Realizado pela Pró-Reitoria de Extensão e Assuntos Comunitários (Proex), pela Assessoria de Acesso, Permanência Estudantil e Ações Afirmativas (Aapa) e pela Assessoria de Comunicação (Ascom), o Festival Cultural de Cenas Curtas da Uesb acontece até o dia 11 de dezembro. A programação inclui mesas-redondas, oficinas criativas, exibição de cenas curtas e a apresentação musical do cantor e compositor Russo Passapusso. Confira aqui a programação completa.
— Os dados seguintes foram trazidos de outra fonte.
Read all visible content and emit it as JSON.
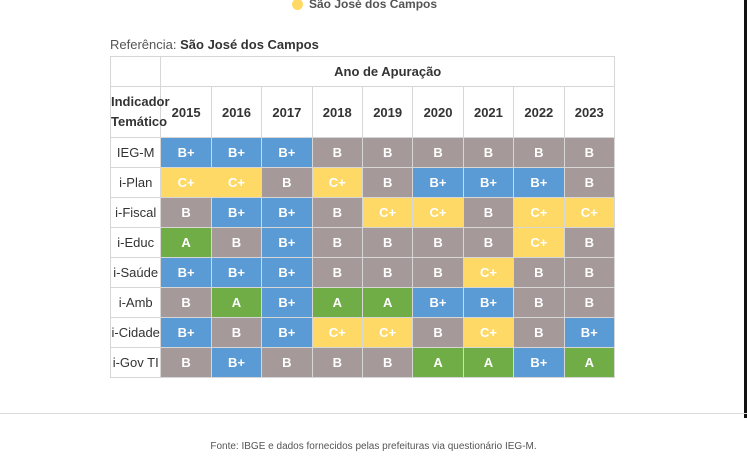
{
  "legend": {
    "label": "São José dos Campos",
    "color": "#ffd966"
  },
  "reference": {
    "label": "Referência:",
    "value": "São José dos Campos"
  },
  "table": {
    "group_header": "Ano de Apuração",
    "row_header": "Indicador Temático",
    "years": [
      "2015",
      "2016",
      "2017",
      "2018",
      "2019",
      "2020",
      "2021",
      "2022",
      "2023"
    ],
    "rows": [
      {
        "indicator": "IEG-M",
        "grades": [
          "B+",
          "B+",
          "B+",
          "B",
          "B",
          "B",
          "B",
          "B",
          "B"
        ]
      },
      {
        "indicator": "i-Plan",
        "grades": [
          "C+",
          "C+",
          "B",
          "C+",
          "B",
          "B+",
          "B+",
          "B+",
          "B"
        ]
      },
      {
        "indicator": "i-Fiscal",
        "grades": [
          "B",
          "B+",
          "B+",
          "B",
          "C+",
          "C+",
          "B",
          "C+",
          "C+"
        ]
      },
      {
        "indicator": "i-Educ",
        "grades": [
          "A",
          "B",
          "B+",
          "B",
          "B",
          "B",
          "B",
          "C+",
          "B"
        ]
      },
      {
        "indicator": "i-Saúde",
        "grades": [
          "B+",
          "B+",
          "B+",
          "B",
          "B",
          "B",
          "C+",
          "B",
          "B"
        ]
      },
      {
        "indicator": "i-Amb",
        "grades": [
          "B",
          "A",
          "B+",
          "A",
          "A",
          "B+",
          "B+",
          "B",
          "B"
        ]
      },
      {
        "indicator": "i-Cidade",
        "grades": [
          "B+",
          "B",
          "B+",
          "C+",
          "C+",
          "B",
          "C+",
          "B",
          "B+"
        ]
      },
      {
        "indicator": "i-Gov TI",
        "grades": [
          "B",
          "B+",
          "B",
          "B",
          "B",
          "A",
          "A",
          "B+",
          "A"
        ]
      }
    ],
    "grade_colors": {
      "A": "#70ad47",
      "B+": "#5b9bd5",
      "B": "#a5999a",
      "C+": "#ffd966"
    }
  },
  "source": "Fonte: IBGE e dados fornecidos pelas prefeituras via questionário IEG-M."
}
Semana de Integração – Tradicional evento de recepção dos novos alunos de graduação dos três campi, neste período letivo, a Semana acontece em parceria com o Festival. “Nosso objetivo é fazer uma recepção mais calorosa, mais afetiva aos alunos ingressantes, além de criar um espaço para prepará-los para os desafios que eles vão enfrentar e disponibilizar as informações sobre os tipos de apoio e auxílio que eles podem receber por parte da administração no percurso acadêmico”, afirmou a professora Selma Matos, assessora da Aapa.
Além da programação do Festival, a Semana de Integração realizou nessa terça, 7, o encontro de acolhimento, de forma virtual, com os novos ingressantes. Uma roda roda de conversa com indígenas, quilombolas e pessoas com deficiência ainda está programada para esta sexta, 10.